For webhook sinks, the response format comes as a batch of changefeed messages with a payload and length. Batching is done with a per-key guarantee, which means that the messages with the same key are considered for the same batch. Note that batches are only collected for row updates and not resolved timestamps:

{"payload": [{"after" : {"a" : 1, "b" : "a"}, "key": [1], "topic": "foo"}, {"after": {"a": 1, "b": "b"}, "key": [1], "topic": "foo" }], "length":2}

See the Files for more detail on the file naming format for Enterprise changefeeds.

Avro

The following sections provide information on Avro usage with CockroachDB changefeeds. Creating a changefeed using Avro is available in Core and Enterprise changefeeds.

Avro limitations

Below are clarifications for particular SQL types and values for Avro changefeeds:

  • Decimals must have precision specified.
  • BIT and VARBIT types are encoded as arrays of 64-bit integers.

    For efficiency, CockroachDB encodes BIT and VARBIT bitfield types as arrays of 64-bit integers. That is, base-2 (binary format) BIT and VARBIT data types are converted to base 10 and stored in arrays. Encoding in CockroachDB is big-endian, therefore the last value may have many trailing zeroes. For this reason, the first value of each array is the number of bits that are used in the last value of the array.

    For instance, if the bitfield is 129 bits long, there will be 4 integers in the array. The first integer will be 1; representing the number of bits in the last value, the second integer will be the first 64 bits, the third integer will be bits 65–128, and the last integer will either be 0 or 9223372036854775808 (i.e., the integer with only the first bit set, or 1000000000000000000000000000000000000000000000000000000000000000 when base 2).

    This example is base-10 encoded into an array as follows:

    {"array": [1, <first 64 bits>, <second 64 bits>, 0 or 9223372036854775808]}
    

    For downstream processing, it is necessary to base-2 encode every element in the array (except for the first element). The first number in the array gives you the number of bits to take from the last base-2 number — that is, the most significant bits. So, in the example above this would be 1. Finally, all the base-2 numbers can be appended together, which will result in the original number of bits, 129.

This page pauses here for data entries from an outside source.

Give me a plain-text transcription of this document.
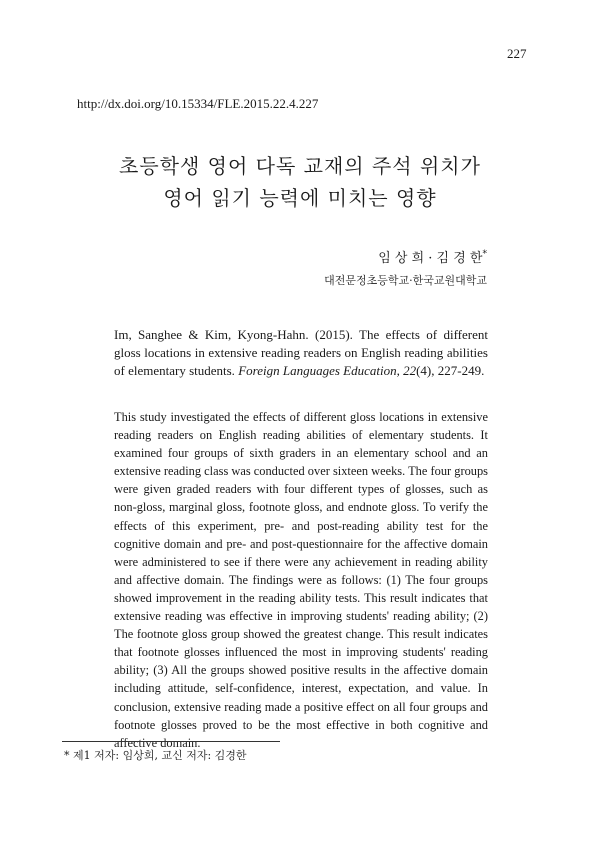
227
http://dx.doi.org/10.15334/FLE.2015.22.4.227
초등학생 영어 다독 교재의 주석 위치가
영어 읽기 능력에 미치는 영향
임 상 희 · 김 경 한*
대전문정초등학교·한국교원대학교
Im, Sanghee & Kim, Kyong-Hahn. (2015). The effects of different gloss locations in extensive reading readers on English reading abilities of elementary students. Foreign Languages Education, 22(4), 227-249.
This study investigated the effects of different gloss locations in extensive reading readers on English reading abilities of elementary students. It examined four groups of sixth graders in an elementary school and an extensive reading class was conducted over sixteen weeks. The four groups were given graded readers with four different types of glosses, such as non-gloss, marginal gloss, footnote gloss, and endnote gloss. To verify the effects of this experiment, pre- and post-reading ability test for the cognitive domain and pre- and post-questionnaire for the affective domain were administered to see if there were any achievement in reading ability and affective domain. The findings were as follows: (1) The four groups showed improvement in the reading ability tests. This result indicates that extensive reading was effective in improving students' reading ability; (2) The footnote gloss group showed the greatest change. This result indicates that footnote glosses influenced the most in improving students' reading ability; (3) All the groups showed positive results in the affective domain including attitude, self-confidence, interest, expectation, and value. In conclusion, extensive reading made a positive effect on all four groups and footnote glosses proved to be the most effective in both cognitive and affective domain.
* 제1 저자: 임상희, 교신 저자: 김경한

    In a different example of this process where the bitfield is 136 bits long, the array would be similar to the following when base-10 encoded:

    {"array": [8, 18293058736425533439, 18446744073709551615, 13690942867206307840]}
    

    To then work with this data, you would convert each of the elements in the array to base-2 numbers, besides the first element. For the above array, this would convert to:

    [8, 1111110111011011111111111111111111111111111111111111111111111111, 1111111111111111111111111111111111111111111111111111111111111111, 1011111000000000000000000000000000000000000000000000000000000000]
    

    Next, you use the first element in the array to take the number of bits from the last base-2 element, 10111110. Finally, you append each of the base-2 numbers together — in the above array, the second, third, and truncated last element. This results in 136 bits, the original number of bits.

Avro types

Below is a mapping of CockroachDB types to Avro types:

CockroachDB Type Avro Type Avro Logical Type
INT LONG
BOOL BOOLEAN
FLOAT DOUBLE
STRING STRING
DATE INT DATE
TIME LONG TIME-MICROS
TIMESTAMP LONG TIME-MICROS
TIMESTAMPTZ LONG TIME-MICROS
DECIMAL STRING, BYTES DECIMAL
UUID STRING
INET STRING
JSONB STRING
ENUMS STRING
INTERVAL STRING
ARRAY ARRAY
BIT Array of LONG
VARBIT Array of LONG
COLLATE STRING
Note:

The DECIMAL type is a union between Avro STRING and Avro DECIMAL types.